If only she’d made sure he was dead.
Pushing up from the couch, Felicia faced her fear, faced the man who haunted her nightmares, who put bruises on her childhood. She met his dark eyes, ignoring Elise completely. “She didn’t like it. And neither did I. That was a shitty thing to do, but I wouldn’t expect any more from you. Did you even know the man you killed?”
She started pacing the floor. David and Elise just stared at her, surprised by her confident tone of voice, her brisk and casual movements. “That doesn’t matter. Nothing matters except what happens now.”
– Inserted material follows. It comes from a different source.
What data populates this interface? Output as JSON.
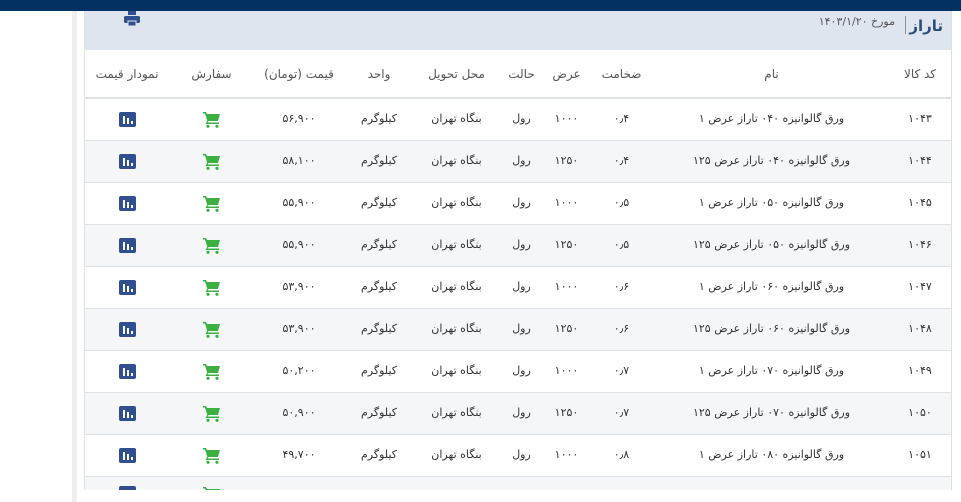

Using all of her strength, Felicia rammed into Elise, knocking her back across the room and into a table with candles scattered across it. After a brief struggle, she wrenched the gun away from the girl who used to be her best friend, jammed it between her breasts, closed her eyes and shot.
As Elise’s body went limp, Felicia spun around, trained the gun on David, whose eyes were wide with shock. She thought of Loreta, thought of all that she’d done and all that she’d sacrificed to make Felicia’s life as comfortable as possible, to make her feel loved. And she didn’t regret at all pulling the trigger.
She didn’t regret watching his skeletal frame fold like a broken rag doll onto the floor.
She didn’t regret losing him this second time.
She didn’t regret anything. And she knew just where she’d hide the bodies.
Looking down at her father’s broken, lifeless form, she heaved a tired sigh and said, “Dad, it’s time to throw you away for good.”